Since then, the various federal circuits of the United States, and eventually the United States Supreme Court interpreted the mandatory detention provisions to actually mean that a noncitizen shall be continued in detention while she is fighting her case in court, but for a period much shorter than which was envisioned by the Attorney General when promulgating the rules of detention.
Today, actually since 2001 when the Supreme Court of the United States decided the case of Zadvidas v. Davis, the Supreme Court of the United States interpreted the immigration laws and the federal regulations dealing with the mandatory detention of aggravated felons and held that contrary to what it was believed to be the case, the mandatory detention applies only to an original period of 90 days and a reasonable period thereafter of another 90 days. If the government cannot effect the removal of the noncitizen within those 6 months, then it must release the noncitizen from detention.

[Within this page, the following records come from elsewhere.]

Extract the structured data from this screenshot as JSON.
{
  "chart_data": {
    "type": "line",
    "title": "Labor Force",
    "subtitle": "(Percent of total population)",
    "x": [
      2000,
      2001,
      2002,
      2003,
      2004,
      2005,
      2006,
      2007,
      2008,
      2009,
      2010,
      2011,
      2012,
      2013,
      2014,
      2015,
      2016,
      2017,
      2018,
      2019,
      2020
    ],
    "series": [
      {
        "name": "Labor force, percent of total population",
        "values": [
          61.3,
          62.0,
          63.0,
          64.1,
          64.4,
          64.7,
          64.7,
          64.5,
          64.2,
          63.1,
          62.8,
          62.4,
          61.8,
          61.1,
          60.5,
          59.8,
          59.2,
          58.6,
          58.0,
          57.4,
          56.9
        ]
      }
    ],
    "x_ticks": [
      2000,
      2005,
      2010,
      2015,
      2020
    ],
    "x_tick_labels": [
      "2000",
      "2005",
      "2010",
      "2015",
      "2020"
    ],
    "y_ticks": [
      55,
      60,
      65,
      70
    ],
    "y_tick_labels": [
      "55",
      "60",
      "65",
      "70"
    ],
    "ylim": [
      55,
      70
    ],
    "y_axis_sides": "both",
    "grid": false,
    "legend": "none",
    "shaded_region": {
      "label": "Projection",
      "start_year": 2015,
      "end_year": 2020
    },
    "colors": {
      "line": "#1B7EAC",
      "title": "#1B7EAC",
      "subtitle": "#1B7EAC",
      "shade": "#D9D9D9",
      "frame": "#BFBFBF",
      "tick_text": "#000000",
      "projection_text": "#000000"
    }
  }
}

The Supreme Court and the federal circuit courts are the ultimate interpreter of the laws of the United States and this was the intention of the founding fathers when they wrote the United States Constitution. The point we are trying to deliver here is that this short explanation above represents how the federal laws of the United States evolve from their original enactment by Congress, to the final interpretation of them by the federal circuit courts or the Supreme Court. The federal circuits of the United States form the vast part of the interpretation process, as they are the courts which for the most part decide the correct interpretation of all laws of the United States.
Glossary: Throughout this page and this website we use the words "deportation" and "removal" interchangeably because these words are synonymous in immigration parlance. Each word refers to the same act of ordering that a noncitizen be deported, or, the act of actually (physically) deporting a noncitizen from the United States. As you will notice, there is a significant legal difference between having been ordered deported and having been actually (physically) deported. The most significant of these differences since 1996 is that a noncitizen that has been physically deported from the US, faces severe criminal and civil consequences for returning to the US illegally (without inspection); and if the noncitizen is seeking to return legally, he or she will face severely difficult and costly hurdles to overcome before receiving approval to return. Noncitizens whom have been ordered deported, but have not yet been removed, stand on a more favorable legal position than their physically deported counterparts.